Hier kommt jedoch hinzu, dass die den beiden Überweisungen zugrunde liegenden Forderungen der Beklagten wirksam sicherungszediert waren und diese Zession der Anfechtung nicht unterliegt, was im Ergebnis die gläubigerbenachteiligende Wirkung der Verrechnungen beseitigt. Hat nämlich der spätere Insolvenzschuldner künftige Forderungen rechtswirksam an ein Kreditinstitut abgetreten, so werden die Insolvenzgläubiger nicht benachteiligt, soweit das Kreditinstitut die bei ihm eingehenden Zahlungen der Drittschuldner gegen Verbindlichkeiten des Insolvenzschuldners verrechnet. Denn die Einzahlung erfolgt jeweils unmittelbar in das Vermögen des Kreditinstituts, welches den Erlös auch im Falle einer noch nicht offen gelegten Sicherungszession als wahrer Berechtigter erhält. Zwar erlischt damit der als Sicherheit dienende Anspruch des Kreditinstituts gegen den einzahlenden Drittschuldner, das seinerseits schuldrechtlich zur Herausgabe des Erlangten an den als Empfänger bezeichneten Kunden - dem späteren Insolvenzschuldner - verpflichtet ist (§ 667 BGB). Gleichzeitig erwirbt es jedoch gem. Nr. 14 Abs. 1 Satz 2 ...-Banken ein Pfandrecht an dem neu entstehenden Anspruch des Kunden gegen das Kreditinstitut. Ein solcher Austausch gleichwertiger Sicherheiten wirkt nicht gläubigerbenachteiligend im Sinne des § 129 InsO (vgl. zur von der heutigen Rechtslage insoweit nicht abweichenden unter Geltung der KO: BGH ZIP 2002, 2182, 2183 f.).
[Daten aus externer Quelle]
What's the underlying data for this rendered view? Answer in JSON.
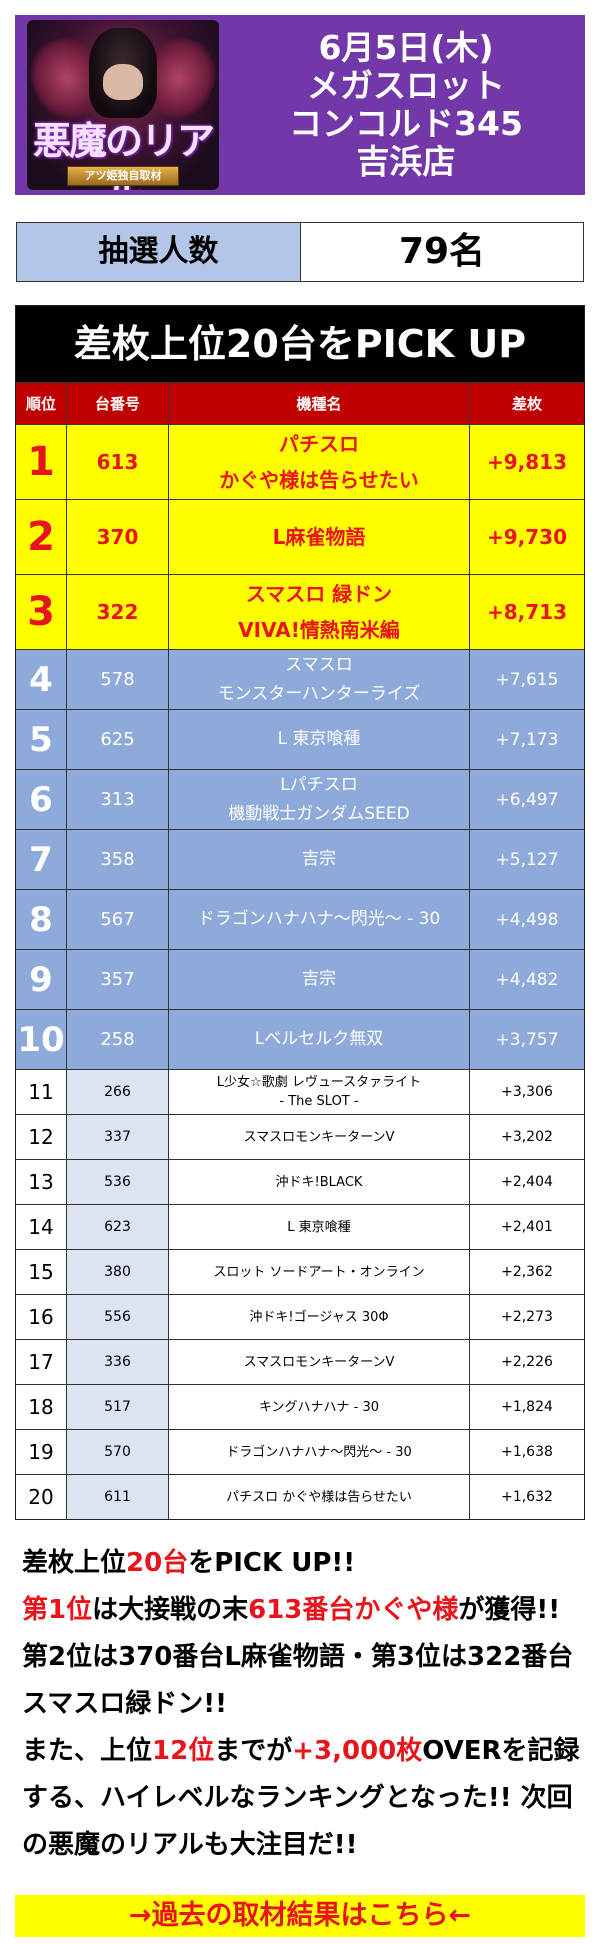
{
  "header": {
    "logo_title": "悪魔のリアル",
    "logo_subtitle": "アツ姫独自取材",
    "title_lines": [
      "6月5日(木)",
      "メガスロット",
      "コンコルド345",
      "吉浜店"
    ]
  },
  "lottery": {
    "label": "抽選人数",
    "value": "79名"
  },
  "ranking": {
    "title": "差枚上位20台をPICK UP",
    "columns": {
      "rank": "順位",
      "number": "台番号",
      "machine": "機種名",
      "diff": "差枚"
    },
    "rows": [
      {
        "rank": "1",
        "number": "613",
        "machine": [
          "パチスロ",
          "かぐや様は告らせたい"
        ],
        "diff": "+9,813"
      },
      {
        "rank": "2",
        "number": "370",
        "machine": [
          "L麻雀物語"
        ],
        "diff": "+9,730"
      },
      {
        "rank": "3",
        "number": "322",
        "machine": [
          "スマスロ 緑ドン",
          "VIVA!情熱南米編"
        ],
        "diff": "+8,713"
      },
      {
        "rank": "4",
        "number": "578",
        "machine": [
          "スマスロ",
          "モンスターハンターライズ"
        ],
        "diff": "+7,615"
      },
      {
        "rank": "5",
        "number": "625",
        "machine": [
          "L 東京喰種"
        ],
        "diff": "+7,173"
      },
      {
        "rank": "6",
        "number": "313",
        "machine": [
          "Lパチスロ",
          "機動戦士ガンダムSEED"
        ],
        "diff": "+6,497"
      },
      {
        "rank": "7",
        "number": "358",
        "machine": [
          "吉宗"
        ],
        "diff": "+5,127"
      },
      {
        "rank": "8",
        "number": "567",
        "machine": [
          "ドラゴンハナハナ〜閃光〜 - 30"
        ],
        "diff": "+4,498"
      },
      {
        "rank": "9",
        "number": "357",
        "machine": [
          "吉宗"
        ],
        "diff": "+4,482"
      },
      {
        "rank": "10",
        "number": "258",
        "machine": [
          "Lベルセルク無双"
        ],
        "diff": "+3,757"
      },
      {
        "rank": "11",
        "number": "266",
        "machine": [
          "L少女☆歌劇 レヴュースタァライト",
          "- The SLOT -"
        ],
        "diff": "+3,306"
      },
      {
        "rank": "12",
        "number": "337",
        "machine": [
          "スマスロモンキーターンV"
        ],
        "diff": "+3,202"
      },
      {
        "rank": "13",
        "number": "536",
        "machine": [
          "沖ドキ!BLACK"
        ],
        "diff": "+2,404"
      },
      {
        "rank": "14",
        "number": "623",
        "machine": [
          "L 東京喰種"
        ],
        "diff": "+2,401"
      },
      {
        "rank": "15",
        "number": "380",
        "machine": [
          "スロット ソードアート・オンライン"
        ],
        "diff": "+2,362"
      },
      {
        "rank": "16",
        "number": "556",
        "machine": [
          "沖ドキ!ゴージャス 30Φ"
        ],
        "diff": "+2,273"
      },
      {
        "rank": "17",
        "number": "336",
        "machine": [
          "スマスロモンキーターンV"
        ],
        "diff": "+2,226"
      },
      {
        "rank": "18",
        "number": "517",
        "machine": [
          "キングハナハナ - 30"
        ],
        "diff": "+1,824"
      },
      {
        "rank": "19",
        "number": "570",
        "machine": [
          "ドラゴンハナハナ〜閃光〜 - 30"
        ],
        "diff": "+1,638"
      },
      {
        "rank": "20",
        "number": "611",
        "machine": [
          "パチスロ かぐや様は告らせたい"
        ],
        "diff": "+1,632"
      }
    ]
  },
  "comment": {
    "segments": [
      {
        "text": "差枚上位",
        "red": false
      },
      {
        "text": "20台",
        "red": true
      },
      {
        "text": "をPICK UP!!",
        "red": false
      },
      {
        "br": true
      },
      {
        "text": "第1位",
        "red": true
      },
      {
        "text": "は大接戦の末",
        "red": false
      },
      {
        "text": "613番台かぐや様",
        "red": true
      },
      {
        "text": "が獲得!! 第2位は370番台L麻雀物語・第3位は322番台スマスロ緑ドン!!",
        "red": false
      },
      {
        "br": true
      },
      {
        "text": "また、上位",
        "red": false
      },
      {
        "text": "12位",
        "red": true
      },
      {
        "text": "までが",
        "red": false
      },
      {
        "text": "+3,000枚",
        "red": true
      },
      {
        "text": "OVERを記録する、ハイレベルなランキングとなった!! 次回の悪魔のリアルも大注目だ!!",
        "red": false
      }
    ]
  },
  "past_results": {
    "label": "→過去の取材結果はこちら←"
  },
  "colors": {
    "header_bg": "#7237a8",
    "top3_bg": "#ffff00",
    "top3_text": "#e8141b",
    "mid_bg": "#8eaadb",
    "table_head_bg": "#c00000",
    "lottery_label_bg": "#b4c6e7"
  }
}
Der Beklagten ist die Forderung gegen die GmbH insolvenzbeständig abgetreten worden. Die Sicherungszessin selbst ist im anfechtungsfreien Zeitraum vorgenommen worden. Dasselbe gilt für den den Anspruch gegen die GmbH begründenden Werklieferungsvertrag. Die im Grundsatz mögliche Anfechtung des "Werthaltigmachens" der sicherungszedierten Forderung nach dem Insolvenzantrag - auch unter Zustimmung des Klägers in seiner Funktion als vorläufiger Insolvenzverwalter (BGH ZIP 2005, 314, 315) - gem. § 131 Abs. 1 Nr. 1 InsO (a) scheitert lediglich daran, dass der Kläger trotz eines schriftlichen und eines weiteren Hinweises des Senats in der mündlichen Verhandlung vom 01.09.2005 die Höhe der Wertschöpfung im Anfechtungszeitraum nicht ausreichend dargetan hat (b).

a) Das "Werthaltigmachen" der zedierten Forderung -i.e. die (gegebenenfalls auch teilweise) gewährte Erfüllung des Werkvertrags, die eigentliche Wertschöpfung - durch den Schuldner kann in der kritischen Zeit der Anfechtung nach § 131 Abs. 1 Nr. 1 InsO unterliegen (vgl. zum alten Recht BGHZ 129, 336, 344).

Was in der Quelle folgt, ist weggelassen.